For our new report, commissioned by the Breastfeeding Network, we explored the experiences of 444 mothers who had been prescribed a medication. Each of these mothers had contacted the charity’s pharmacist-led Drugs in Breastmilk advice service or accessed its online factsheets for specific medications between August 2017 and August 2018. Set up to counter inaccurate advice about breastfeeding while on medication, the network estimates the service responds to 10,000 queries a year. It is the only independent service dedicated to offering this advice in the UK.
Over the counter advice
We found that the majority of queries received by the charity concerned medications that mothers had been prescribed to take while breastfeeding. The vast majority of these women had been told to stop breastfeeding, or not given any information at all. Most women sought advice after being prescribed common medications such as antibiotics or antidepressants, or wanting to take an over the counter medicine such as ibuprofen or cough medicine. It wasn’t as if they had been prescribed a rare drug that medical professionals might not be expected to have up to date knowledge on.

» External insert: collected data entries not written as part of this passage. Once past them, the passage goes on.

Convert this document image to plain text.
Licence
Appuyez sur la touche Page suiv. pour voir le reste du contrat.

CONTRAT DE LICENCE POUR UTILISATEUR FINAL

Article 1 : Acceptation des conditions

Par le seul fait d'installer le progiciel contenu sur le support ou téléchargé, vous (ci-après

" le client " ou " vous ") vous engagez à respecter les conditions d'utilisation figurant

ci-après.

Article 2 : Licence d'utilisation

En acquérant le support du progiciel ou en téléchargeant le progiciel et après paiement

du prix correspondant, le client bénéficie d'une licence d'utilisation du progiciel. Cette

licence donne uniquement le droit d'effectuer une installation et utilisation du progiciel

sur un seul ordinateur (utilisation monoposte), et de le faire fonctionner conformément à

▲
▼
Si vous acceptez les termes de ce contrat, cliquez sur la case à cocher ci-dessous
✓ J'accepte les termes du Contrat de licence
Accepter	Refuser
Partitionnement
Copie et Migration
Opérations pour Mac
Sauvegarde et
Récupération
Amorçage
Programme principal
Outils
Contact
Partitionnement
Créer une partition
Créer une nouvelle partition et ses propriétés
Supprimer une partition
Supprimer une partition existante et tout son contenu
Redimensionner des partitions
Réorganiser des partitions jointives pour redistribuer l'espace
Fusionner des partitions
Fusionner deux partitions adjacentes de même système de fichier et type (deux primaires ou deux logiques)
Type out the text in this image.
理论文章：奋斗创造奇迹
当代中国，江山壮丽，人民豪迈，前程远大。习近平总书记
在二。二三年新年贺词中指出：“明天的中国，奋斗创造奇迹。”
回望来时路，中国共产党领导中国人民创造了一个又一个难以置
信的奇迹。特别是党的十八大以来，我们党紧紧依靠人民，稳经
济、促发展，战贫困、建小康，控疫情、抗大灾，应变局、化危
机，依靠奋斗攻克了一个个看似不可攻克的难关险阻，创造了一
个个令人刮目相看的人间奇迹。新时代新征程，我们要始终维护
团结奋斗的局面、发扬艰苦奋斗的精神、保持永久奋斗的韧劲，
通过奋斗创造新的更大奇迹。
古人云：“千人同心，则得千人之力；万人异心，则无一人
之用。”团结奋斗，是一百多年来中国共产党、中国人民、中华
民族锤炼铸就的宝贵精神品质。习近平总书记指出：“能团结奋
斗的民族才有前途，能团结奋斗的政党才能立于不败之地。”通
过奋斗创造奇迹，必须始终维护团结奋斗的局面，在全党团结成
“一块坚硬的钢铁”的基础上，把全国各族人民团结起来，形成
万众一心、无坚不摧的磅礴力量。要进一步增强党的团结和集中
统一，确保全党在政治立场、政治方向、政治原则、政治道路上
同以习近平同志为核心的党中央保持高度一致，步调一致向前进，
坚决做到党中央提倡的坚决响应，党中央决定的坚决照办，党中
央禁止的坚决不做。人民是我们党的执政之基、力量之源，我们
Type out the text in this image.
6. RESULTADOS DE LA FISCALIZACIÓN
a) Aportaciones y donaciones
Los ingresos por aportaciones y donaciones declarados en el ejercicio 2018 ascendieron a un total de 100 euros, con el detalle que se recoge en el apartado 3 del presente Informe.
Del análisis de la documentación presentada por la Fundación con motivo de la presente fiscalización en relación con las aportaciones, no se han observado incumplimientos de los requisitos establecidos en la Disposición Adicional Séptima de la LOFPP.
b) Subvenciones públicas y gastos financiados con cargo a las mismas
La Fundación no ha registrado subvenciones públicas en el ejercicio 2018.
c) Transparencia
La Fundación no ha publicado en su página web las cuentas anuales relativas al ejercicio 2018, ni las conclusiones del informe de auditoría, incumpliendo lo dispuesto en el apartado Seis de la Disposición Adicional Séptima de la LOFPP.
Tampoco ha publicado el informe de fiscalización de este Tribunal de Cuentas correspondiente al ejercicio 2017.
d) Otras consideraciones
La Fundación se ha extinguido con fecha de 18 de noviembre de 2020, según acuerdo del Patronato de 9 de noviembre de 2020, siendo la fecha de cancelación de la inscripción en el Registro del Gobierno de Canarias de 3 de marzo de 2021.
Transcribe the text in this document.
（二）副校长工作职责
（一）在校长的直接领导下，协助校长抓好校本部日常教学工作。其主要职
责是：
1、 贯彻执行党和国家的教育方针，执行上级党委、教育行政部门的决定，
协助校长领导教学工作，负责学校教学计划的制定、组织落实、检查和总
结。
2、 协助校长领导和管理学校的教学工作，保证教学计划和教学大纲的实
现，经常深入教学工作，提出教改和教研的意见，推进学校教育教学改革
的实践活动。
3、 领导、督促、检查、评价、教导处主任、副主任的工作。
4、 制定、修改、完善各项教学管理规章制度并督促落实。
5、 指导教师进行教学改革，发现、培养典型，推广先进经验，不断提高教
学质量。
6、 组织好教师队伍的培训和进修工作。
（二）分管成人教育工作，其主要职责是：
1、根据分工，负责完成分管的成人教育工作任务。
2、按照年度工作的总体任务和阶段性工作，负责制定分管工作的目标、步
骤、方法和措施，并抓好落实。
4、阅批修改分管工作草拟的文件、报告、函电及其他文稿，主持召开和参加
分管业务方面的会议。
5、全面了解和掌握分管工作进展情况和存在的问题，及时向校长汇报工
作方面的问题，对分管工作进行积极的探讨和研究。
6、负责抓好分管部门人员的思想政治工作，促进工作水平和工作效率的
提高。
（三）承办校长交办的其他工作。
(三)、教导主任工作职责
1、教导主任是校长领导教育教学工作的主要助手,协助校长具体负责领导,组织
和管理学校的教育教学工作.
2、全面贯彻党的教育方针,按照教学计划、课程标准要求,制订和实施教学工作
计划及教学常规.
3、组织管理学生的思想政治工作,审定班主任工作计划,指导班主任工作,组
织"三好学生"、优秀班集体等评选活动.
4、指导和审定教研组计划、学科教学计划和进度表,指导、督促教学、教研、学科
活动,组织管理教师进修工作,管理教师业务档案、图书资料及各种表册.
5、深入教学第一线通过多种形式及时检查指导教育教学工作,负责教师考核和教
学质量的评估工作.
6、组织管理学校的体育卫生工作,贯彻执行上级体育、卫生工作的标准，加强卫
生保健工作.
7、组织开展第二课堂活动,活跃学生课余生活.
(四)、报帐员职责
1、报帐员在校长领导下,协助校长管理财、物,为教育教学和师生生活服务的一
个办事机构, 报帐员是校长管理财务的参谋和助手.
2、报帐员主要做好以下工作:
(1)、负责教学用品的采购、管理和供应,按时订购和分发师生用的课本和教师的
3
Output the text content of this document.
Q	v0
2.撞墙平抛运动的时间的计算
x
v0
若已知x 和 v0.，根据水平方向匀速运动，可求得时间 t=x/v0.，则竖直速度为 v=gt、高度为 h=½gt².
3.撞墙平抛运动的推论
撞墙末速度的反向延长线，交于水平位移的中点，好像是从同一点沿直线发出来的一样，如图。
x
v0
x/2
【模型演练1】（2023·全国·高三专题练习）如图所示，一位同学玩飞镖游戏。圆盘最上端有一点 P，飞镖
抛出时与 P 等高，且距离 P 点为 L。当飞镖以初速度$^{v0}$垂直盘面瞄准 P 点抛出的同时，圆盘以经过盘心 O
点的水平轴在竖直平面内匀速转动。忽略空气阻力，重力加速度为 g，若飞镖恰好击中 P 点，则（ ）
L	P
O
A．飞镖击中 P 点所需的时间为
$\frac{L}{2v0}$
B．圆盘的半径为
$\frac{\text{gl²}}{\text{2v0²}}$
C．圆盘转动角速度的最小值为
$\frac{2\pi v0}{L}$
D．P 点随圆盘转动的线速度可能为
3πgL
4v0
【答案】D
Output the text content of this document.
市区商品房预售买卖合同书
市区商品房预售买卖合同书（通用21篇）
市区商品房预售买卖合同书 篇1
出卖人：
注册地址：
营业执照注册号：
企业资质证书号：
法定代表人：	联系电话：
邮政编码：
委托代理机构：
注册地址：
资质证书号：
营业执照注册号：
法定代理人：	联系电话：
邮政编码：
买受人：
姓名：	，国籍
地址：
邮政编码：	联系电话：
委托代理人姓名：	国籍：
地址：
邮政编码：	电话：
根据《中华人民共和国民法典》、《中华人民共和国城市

Of particular concern was that many mothers told us that when they were advised by a medical professional that they couldn’t take a medication, their decision was not to stop breastfeeding. Instead, they explained that if they had not been correctly advised by the service they would have refused to take the prescribed treatment.
Some felt that they were being forced to make a choice between their baby’s health and their own, and decided that for them breastfeeding was more important. Others simply wanted to continue because they enjoyed breastfeeding. Many talked about preferring to experience the symptoms of their illness, or delay a procedure, rather than stop breastfeeding their baby.
But the women in our research were the lucky ones. They knew about the service and could receive the information they needed to both take the medication and carry on breastfeeding. Based on the volume of other incorrect information the women we spoke to were receiving, we believe that many mothers who do not know about the service may be stopping breastfeeding unnecessarily after receiving incorrect advice.